What is nuclear medicine?

Nuclear medicine is a group of painless exams that use very small, safe amounts of radioactive material, either swallowed or injected, to generate images of internal organs. Special detectors track the material and then computer technology creates the images that help diagnose different diseases and conditions.

Nuclear medicine is used to scan the bones, brain, heart, liver or lungs. It can often identify problems long before they can be found by other tests. The exposure to radiation is very minimal.

Your safety is important

Legacy is committed to keeping radiation exposure to our patients as low as possible -- the "As Low As Reasonably Achievable" standard. By following this standard we minimize the risks of radiation while ensuring the quality of the images. Legacy maintains state-of-the art equipment that is regularly calibrated and inspected for compliance with national regulations. In addition, Legacy's equipment and facilities are inspected by several outside agencies on a routine basis.

What can I expect?

You will be asked to lie on a table, and there may be a waiting time between the injection and the scan. The procedure generally takes 30 to 90 minutes, although a cardiac exam can take up to three hours.

FAQs

How will it feel?

You may feel discomfort from the needle stick, but the rest of the test is painless.
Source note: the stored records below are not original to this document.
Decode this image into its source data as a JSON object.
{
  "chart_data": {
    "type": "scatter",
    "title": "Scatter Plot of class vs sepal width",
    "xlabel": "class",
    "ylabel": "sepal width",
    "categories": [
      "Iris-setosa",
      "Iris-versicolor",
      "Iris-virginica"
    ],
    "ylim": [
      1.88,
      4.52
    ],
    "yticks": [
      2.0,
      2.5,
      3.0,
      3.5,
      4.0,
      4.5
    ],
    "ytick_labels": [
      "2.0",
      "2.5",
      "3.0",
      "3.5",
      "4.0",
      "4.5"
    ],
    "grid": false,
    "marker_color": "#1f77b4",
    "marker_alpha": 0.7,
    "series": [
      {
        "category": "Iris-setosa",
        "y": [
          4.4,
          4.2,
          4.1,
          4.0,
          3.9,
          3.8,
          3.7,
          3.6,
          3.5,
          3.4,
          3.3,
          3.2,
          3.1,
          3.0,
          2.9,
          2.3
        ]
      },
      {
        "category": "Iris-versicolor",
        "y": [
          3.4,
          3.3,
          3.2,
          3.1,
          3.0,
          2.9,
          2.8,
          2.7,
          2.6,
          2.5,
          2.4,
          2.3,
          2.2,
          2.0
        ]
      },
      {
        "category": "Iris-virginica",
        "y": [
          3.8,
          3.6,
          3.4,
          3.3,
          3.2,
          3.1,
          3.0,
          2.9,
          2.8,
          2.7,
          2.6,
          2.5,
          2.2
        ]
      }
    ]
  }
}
During the scan, it's important that you lie as still as possible to make sure that we get the sharpest images.

How should I prepare?


  • You will be asked not to eat anything for 4 - 6 hours before the scan, although you will be able to drink water.
  • Tell your health care provider if you are or might be pregnant.
  • Tell your health care provider about any prescription and over-the-counter medicines you are taking, because they may interfere with the test. Talk to your doctor if you take any blood thinners that would affect bleeding (Coumadin/Warfarin, Pradaxa).
  • Please tell your health care provider if you have any allergies, or if you've had any recent imaging studies using injected dye (contrast).
  • You will be asked to take off any jewelry, dentures, and other metal objects that could affect the scan results.
  • You may be asked to wear a hospital gown.